Code Churn – Predicting code failure with an accuracy of 89%

Every time I show the show off the wonderful reports that are automatically generated by Team Foundation Server, I usually get asked about the Code Churn report, and what Code Churn is.  After months of giving a good, but unofficial definition, Dave Bost, on his blog, did the hard work and discovered a wonderful (but academic) whitepaper on the Code Churn technology used by Microsoft in VSTS.  The PDF can be found at Microsoft Research.  It’s called Use of Relative Code Churn Measures to Predict System Defect Density, by Nachiappan Nagappan; Thomas Ball.  Here’s the abstract:

Software systems evolve over time due to changes in requirements, optimization of code, fixes for security and reliability bugs etc. Code churn, which measures the changes made to a component over a period of time, quantifies the extent of this change. We present a technique for early prediction of system defect density using a set of relative code churn measures that relate the amount of churn to other variables such as component size and the temporal extent of churn.
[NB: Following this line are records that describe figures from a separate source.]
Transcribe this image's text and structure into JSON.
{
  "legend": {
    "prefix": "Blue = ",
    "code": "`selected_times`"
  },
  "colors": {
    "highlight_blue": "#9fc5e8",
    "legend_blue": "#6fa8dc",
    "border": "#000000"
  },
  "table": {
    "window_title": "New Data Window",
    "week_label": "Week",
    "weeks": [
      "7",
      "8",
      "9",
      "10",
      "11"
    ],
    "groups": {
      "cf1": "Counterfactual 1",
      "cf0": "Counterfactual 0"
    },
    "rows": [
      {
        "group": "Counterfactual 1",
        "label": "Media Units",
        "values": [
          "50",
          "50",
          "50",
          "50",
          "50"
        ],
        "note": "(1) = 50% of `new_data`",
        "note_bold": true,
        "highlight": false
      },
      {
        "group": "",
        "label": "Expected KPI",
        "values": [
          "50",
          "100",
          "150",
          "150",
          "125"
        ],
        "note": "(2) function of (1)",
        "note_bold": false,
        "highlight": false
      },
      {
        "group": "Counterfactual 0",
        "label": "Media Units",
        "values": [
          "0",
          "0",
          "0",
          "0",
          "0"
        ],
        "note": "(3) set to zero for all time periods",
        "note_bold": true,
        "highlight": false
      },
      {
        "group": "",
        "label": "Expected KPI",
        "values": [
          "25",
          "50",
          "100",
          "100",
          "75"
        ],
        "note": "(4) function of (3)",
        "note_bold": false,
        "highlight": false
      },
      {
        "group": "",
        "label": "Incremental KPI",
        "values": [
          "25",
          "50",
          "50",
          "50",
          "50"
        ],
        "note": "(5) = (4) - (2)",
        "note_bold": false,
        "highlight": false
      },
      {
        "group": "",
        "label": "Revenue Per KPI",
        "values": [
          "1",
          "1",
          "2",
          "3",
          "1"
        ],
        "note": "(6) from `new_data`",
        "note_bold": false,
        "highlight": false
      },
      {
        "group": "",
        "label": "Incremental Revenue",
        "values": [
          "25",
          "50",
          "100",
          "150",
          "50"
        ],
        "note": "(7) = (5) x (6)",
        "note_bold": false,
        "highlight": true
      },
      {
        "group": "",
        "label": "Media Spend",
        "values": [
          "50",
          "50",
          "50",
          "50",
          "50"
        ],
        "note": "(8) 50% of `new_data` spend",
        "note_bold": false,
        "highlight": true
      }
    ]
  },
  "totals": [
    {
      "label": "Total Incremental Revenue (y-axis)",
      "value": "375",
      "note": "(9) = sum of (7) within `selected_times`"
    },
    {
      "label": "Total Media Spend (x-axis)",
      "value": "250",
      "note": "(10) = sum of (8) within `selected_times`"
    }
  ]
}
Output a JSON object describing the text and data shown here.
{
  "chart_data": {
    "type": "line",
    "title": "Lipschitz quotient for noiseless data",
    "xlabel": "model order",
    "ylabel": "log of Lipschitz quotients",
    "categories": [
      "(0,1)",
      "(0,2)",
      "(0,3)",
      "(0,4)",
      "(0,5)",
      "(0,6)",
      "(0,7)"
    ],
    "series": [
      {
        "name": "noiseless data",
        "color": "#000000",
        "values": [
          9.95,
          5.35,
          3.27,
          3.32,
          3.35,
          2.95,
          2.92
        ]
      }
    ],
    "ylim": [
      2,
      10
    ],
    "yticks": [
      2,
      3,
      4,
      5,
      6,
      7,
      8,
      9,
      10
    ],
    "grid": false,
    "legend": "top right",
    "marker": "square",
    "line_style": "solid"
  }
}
Using statistical regression models, we show that while absolute measures of code churn are poor predictors of defect density, our set of relative measures of code churn is highly predictive of defect density. A case study performed on Windows Server 2003 indicates the validity of the relative code churn measures as early indicators of system defect density. Furthermore, our code churn metric suite is able to discriminate between fault and not fault-prone binaries with an accuracy of 89.0 percent.